Resolved Disk Utility and Swap File Partition Question

Discussion in 'macOS' started by Diogones, Jun 7, 2011.

  1. Diogones, Jun 7, 2011
    Last edited: Aug 31, 2011

    Diogones macrumors regular


    Dec 23, 2009
    I have heard that partitioning the Mac OS swap file and separating it from the primary partition helps to improve performance. I am ready to partition my hard drive and proceed with this, but since I haven't done it before I'm not quite sure how to go about it. For example:

    I have Disk Utility set to partition the swap file, but the smallest partition Disk Utility will allow me to create is 1.07 GB. Would I have to get a different partitioning tool in order to allow me to create a smaller partition?

    What size should I make the partition? I have a Mac Mini with 2GB of RAM and an Intel Core Duo; would I need to make it bigger than I had planned?

    What format should the partition be? The HFS+? If so, with or without journaling? Would that affect the swap file's performance?

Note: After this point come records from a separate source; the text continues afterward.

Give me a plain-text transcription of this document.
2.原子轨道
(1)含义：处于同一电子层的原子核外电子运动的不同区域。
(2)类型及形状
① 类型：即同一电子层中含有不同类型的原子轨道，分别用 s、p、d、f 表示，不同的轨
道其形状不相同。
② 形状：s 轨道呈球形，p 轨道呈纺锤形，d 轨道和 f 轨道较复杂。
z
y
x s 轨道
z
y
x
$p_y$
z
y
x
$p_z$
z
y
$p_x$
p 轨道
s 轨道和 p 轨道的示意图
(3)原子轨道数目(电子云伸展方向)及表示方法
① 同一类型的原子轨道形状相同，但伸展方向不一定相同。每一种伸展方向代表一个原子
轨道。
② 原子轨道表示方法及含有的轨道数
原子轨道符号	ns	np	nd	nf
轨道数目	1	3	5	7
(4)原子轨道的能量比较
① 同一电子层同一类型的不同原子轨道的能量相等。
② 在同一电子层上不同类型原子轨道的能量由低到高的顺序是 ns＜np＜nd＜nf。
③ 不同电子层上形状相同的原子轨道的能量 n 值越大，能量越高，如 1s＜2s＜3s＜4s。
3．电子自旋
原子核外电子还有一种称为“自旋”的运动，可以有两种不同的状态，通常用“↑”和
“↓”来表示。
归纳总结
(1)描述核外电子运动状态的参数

    I'm using to move the swap file, so I think it should work. I simply need to get all the answers before I attempt something like this.
  2. Jolly Jimmy macrumors 65816

    Jolly Jimmy

    Dec 13, 2007
    Where/when did you hear that this was a good idea? I've heard of this before but it was quite a while ago, and I don't think there is any benefit from doing this on a modern system.
  3. maflynn Moderator


    Staff Member

    May 3, 2009
    Linux uses swap partitions, OSX uses swap files. Besides if you just partition the same drive instead of using two physical drive you receive no benefit. You're using the same controller and not alleviating any bottleneck
  4. Diogones thread starter macrumors regular


    Dec 23, 2009
    Thank you both for the prompt replies! I honestly can't say I remember where exactly I read it Jimmy - various Mac-related websites, I suppose.

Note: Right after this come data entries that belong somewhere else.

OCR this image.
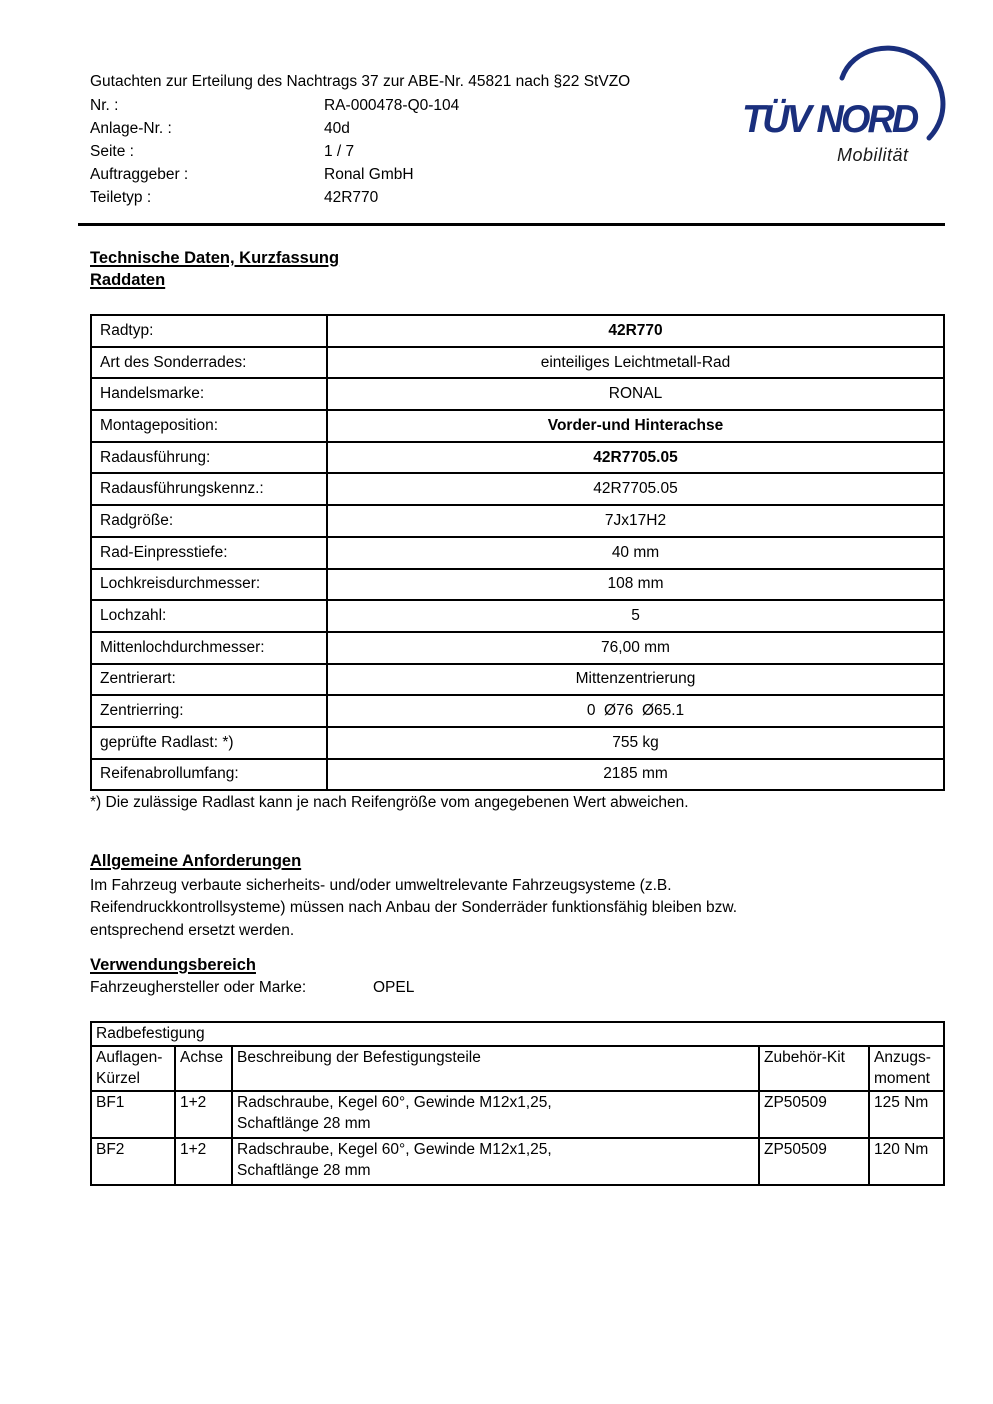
Gutachten zur Erteilung des Nachtrags 37 zur ABE-Nr. 45821 nach §22 StVZO
Nr. :	RA-000478-Q0-104
Anlage-Nr. :	40d
Seite :	1 / 7
Auftraggeber :	Ronal GmbH
Teiletyp :	42R770
TÜV NORD
Mobilität
Technische Daten, Kurzfassung
Raddaten
Radtyp:	42R770
Art des Sonderrades:	einteiliges Leichtmetall-Rad
Handelsmarke:	RONAL
Montageposition:	Vorder-und Hinterachse
Radausführung:	42R7705.05
Radausführungskennz.:	42R7705.05
Radgröße:	7Jx17H2
Rad-Einpresstiefe:	40 mm
Lochkreisdurchmesser:	108 mm
Lochzahl:	5
Mittenlochdurchmesser:	76,00 mm
Zentrierart:	Mittenzentrierung
Zentrierring:	0  Ø76  Ø65.1
geprüfte Radlast: *)	755 kg
Reifenabrollumfang:	2185 mm
*) Die zulässige Radlast kann je nach Reifengröße vom angegebenen Wert abweichen.
Allgemeine Anforderungen
Im Fahrzeug verbaute sicherheits- und/oder umweltrelevante Fahrzeugsysteme (z.B.
Reifendruckkontrollsysteme) müssen nach Anbau der Sonderräder funktionsfähig bleiben bzw.
entsprechend ersetzt werden.
Verwendungsbereich
Fahrzeughersteller oder Marke:	OPEL
Radbefestigung				
Auflagen-Kürzel	Achse	Beschreibung der Befestigungsteile	Zubehör-Kit	Anzugs-moment
BF1	1+2	Radschraube, Kegel 60°, Gewinde M12x1,25,
Schaftlänge 28 mm	ZP50509	125 Nm
BF2	1+2	Radschraube, Kegel 60°, Gewinde M12x1,25,
Schaftlänge 28 mm	ZP50509	120 Nm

    Well Linux does indeed use swap partitions, maflynn, I just wasn't sure if Mac was any different, seeing as how the two OSes are related. If partitioning the same drive grants no benefits, then why does Linux organize the hard drive this way? Or is it as you said, because the Mac swap files cannot be arranged in the same way as the Linux swap partition. I haven't learned the difference between the two yet, but I'm sure the distinction is necessary, or you wouldn't have pointed it out.